Professor Dr.  Hans Köchler

Institut für Philosophie der Universität Innsbruck

Lehrveranstaltungen im Sommersemester 2004


Seminar, Tuesday, 15-17 hrs, Seminarraum 15, Department of Philosophy, University of Innsbruck, Innrain 52A, 8th floor


(with information visit to the Philippines)


The seminar will deal with general theoretical issues related to terrorism and power politics (e.g. the definition of terrorism as an aspect of power politics; the application of double standards in the classification of movements as "terrorist;" terrorism and national interest; terrorism in the context of an imperial or neo-colonial – world order; terrorism and North-South relations, etc.) and with specific regional issues (e.g. the phenomenon of terrorism in the Philippines, Afghanistan, Palestine, Iraq, Latin America in connection with local and/or regional conflicts that are in turn reinforced as a result of international power politics). Special attention will be given to terrorist violence and (supposed or real) terrorist threats along the fault lines between the Western and Muslim worlds. An excursion to South-East Asia should help the participants to better situate the global discourse on terrorism in the actual context of power politics from which it cannot be separated. The seminar should also strive to identify some of the root causes of terrorism (e.g. unbalanced power relations, colonization or re-colonization, foreign occupation, social injustice). International violence (whether in the form of state action or acts of terrorism by non-state actors) should be located in the complex framework of global power relations. The seminar should contribute to a better understanding of the phenomenon of terrorism in the concrete socio-economic, political and cultural context in which specific acts of violence occur – so as to get away from a merely abstract understanding of terrorism (which is often the result of a refusal to identify the specific grievances that underlie acts of violence). In each particular case, a legal evaluation and classification of "terrorism" has to be complemented by a comprehensive analysis of the social background of the phenomenon (so as to deal with the root causes of each specific form of violence). Refusal to do so may result in the eternalization of an abstract  and thus  mystified – "terrorist threat" to the "civilized world" as such.

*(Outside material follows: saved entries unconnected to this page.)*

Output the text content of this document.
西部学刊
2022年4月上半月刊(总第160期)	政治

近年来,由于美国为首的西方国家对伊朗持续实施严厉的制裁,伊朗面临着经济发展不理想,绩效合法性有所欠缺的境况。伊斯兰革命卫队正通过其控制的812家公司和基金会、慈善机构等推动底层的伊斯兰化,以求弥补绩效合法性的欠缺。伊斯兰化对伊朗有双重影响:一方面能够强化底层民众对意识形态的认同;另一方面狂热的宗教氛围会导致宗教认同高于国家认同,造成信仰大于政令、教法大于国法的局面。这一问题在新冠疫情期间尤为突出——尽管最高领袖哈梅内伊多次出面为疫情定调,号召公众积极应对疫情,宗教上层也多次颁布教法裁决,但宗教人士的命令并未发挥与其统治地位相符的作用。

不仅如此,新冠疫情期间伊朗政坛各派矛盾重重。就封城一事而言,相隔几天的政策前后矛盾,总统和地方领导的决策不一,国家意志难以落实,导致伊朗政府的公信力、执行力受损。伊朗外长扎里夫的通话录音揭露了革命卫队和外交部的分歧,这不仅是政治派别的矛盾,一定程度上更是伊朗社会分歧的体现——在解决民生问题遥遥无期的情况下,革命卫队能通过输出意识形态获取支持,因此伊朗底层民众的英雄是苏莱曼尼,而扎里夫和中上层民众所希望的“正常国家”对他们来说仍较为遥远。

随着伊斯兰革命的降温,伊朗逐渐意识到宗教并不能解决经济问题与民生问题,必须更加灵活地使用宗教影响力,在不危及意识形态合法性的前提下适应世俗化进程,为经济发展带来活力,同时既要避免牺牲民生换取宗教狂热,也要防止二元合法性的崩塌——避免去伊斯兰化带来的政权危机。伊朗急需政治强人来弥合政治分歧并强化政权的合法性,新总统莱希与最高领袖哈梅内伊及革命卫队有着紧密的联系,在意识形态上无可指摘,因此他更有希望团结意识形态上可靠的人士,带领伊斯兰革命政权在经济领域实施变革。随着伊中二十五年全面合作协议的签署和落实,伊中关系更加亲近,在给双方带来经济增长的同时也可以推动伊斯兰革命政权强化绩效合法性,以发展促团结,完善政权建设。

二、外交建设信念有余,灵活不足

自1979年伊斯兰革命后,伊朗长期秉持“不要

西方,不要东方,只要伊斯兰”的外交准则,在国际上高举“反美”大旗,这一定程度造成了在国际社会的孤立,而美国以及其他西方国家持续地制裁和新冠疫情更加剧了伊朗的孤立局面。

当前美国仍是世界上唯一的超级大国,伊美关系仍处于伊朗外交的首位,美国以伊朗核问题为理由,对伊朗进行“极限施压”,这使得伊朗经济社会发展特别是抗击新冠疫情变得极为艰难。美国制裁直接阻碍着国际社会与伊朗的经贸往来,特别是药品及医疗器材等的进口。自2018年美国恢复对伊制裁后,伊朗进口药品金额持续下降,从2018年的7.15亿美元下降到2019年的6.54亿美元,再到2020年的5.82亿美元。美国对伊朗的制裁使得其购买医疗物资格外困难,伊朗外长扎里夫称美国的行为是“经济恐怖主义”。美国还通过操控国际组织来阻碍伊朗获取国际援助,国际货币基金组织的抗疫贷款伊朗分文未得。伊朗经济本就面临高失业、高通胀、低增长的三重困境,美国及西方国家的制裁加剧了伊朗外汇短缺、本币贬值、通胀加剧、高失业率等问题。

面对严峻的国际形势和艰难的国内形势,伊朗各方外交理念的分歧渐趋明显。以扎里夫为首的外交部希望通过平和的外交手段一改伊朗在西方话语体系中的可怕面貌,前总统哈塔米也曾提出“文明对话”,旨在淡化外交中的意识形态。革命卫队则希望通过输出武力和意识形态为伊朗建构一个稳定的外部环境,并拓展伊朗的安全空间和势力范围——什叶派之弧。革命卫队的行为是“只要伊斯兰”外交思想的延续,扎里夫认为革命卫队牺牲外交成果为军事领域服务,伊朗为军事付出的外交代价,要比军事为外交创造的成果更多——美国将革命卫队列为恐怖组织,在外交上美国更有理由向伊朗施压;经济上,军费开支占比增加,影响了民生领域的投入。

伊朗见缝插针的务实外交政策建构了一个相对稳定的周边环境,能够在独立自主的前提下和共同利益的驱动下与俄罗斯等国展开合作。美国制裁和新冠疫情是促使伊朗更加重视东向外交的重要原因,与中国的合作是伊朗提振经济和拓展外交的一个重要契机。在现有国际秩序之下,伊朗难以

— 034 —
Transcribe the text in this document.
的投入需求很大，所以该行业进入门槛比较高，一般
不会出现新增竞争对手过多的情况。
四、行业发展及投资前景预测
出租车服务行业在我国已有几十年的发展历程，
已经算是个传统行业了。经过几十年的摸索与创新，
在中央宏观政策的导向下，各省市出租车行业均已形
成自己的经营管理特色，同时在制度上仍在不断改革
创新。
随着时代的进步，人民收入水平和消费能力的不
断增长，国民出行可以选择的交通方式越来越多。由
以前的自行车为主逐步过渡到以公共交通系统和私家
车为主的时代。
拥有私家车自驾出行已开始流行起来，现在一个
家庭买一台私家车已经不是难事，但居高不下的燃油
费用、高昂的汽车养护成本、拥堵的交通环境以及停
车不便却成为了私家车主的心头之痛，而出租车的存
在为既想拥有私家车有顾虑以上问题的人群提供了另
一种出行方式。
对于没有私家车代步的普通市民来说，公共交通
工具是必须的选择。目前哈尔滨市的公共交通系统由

Selected literature and document sources:

  • Hans Köchler, Manila Lectures 2002. Terrorism and the Quest for a Just World Order. Manila: FSJ Book World, 2002.

  • Hans Köchler (ed.), Terrorism and National Liberation. Proceedings of the International Conference on the Question of Terrorism. Frankfurt a. M./Berne/New York: Peter Lang,  1988.

  • Hans Köchler, Global Justice or Global Revenge? Springer: Vienna/New York, 2003.

  • Hans Köchler, The War on Terror, its Impact on the Sovereignty of States, and its Implications for Human Rights and Civil Liberties. Lecture delivered at the International Ecumenical Conference on Terrorism in a Globalized World, Manila, 25 September 2002.

  • Hans Köchler, The United Nations and International Terrorism: Challenges to Collective Security. Lecture delivered at the International Conference on Terrorism and Anti-terrorism Cooperation, Shanghai, 14 November 2002 (Summary).

  • Alex P. Schmid and Albert J. Jongman, Political Terrorism. A New Guide to Actors, Authors, Concepts, Data Bases, Theories, and Literature. Amsterdam/New York: North-Holland Publishing Co., 1988.

  • Soliman M. Santos, Terrorism: Towards a Legal Definition, Manila, 15 October 2002.

  • United Nations documents on terrorism.

  • Report of the Policy Working Group on the United Nations and Terrorism. United Nations Doc. A/57/273 (Annex), S/2002/875, 6 August 2002.

  • Summary of the International Conference on International Terrorism and Counter-Terrorism Cooperation, Shanghai Academy of Social Sciences (2002).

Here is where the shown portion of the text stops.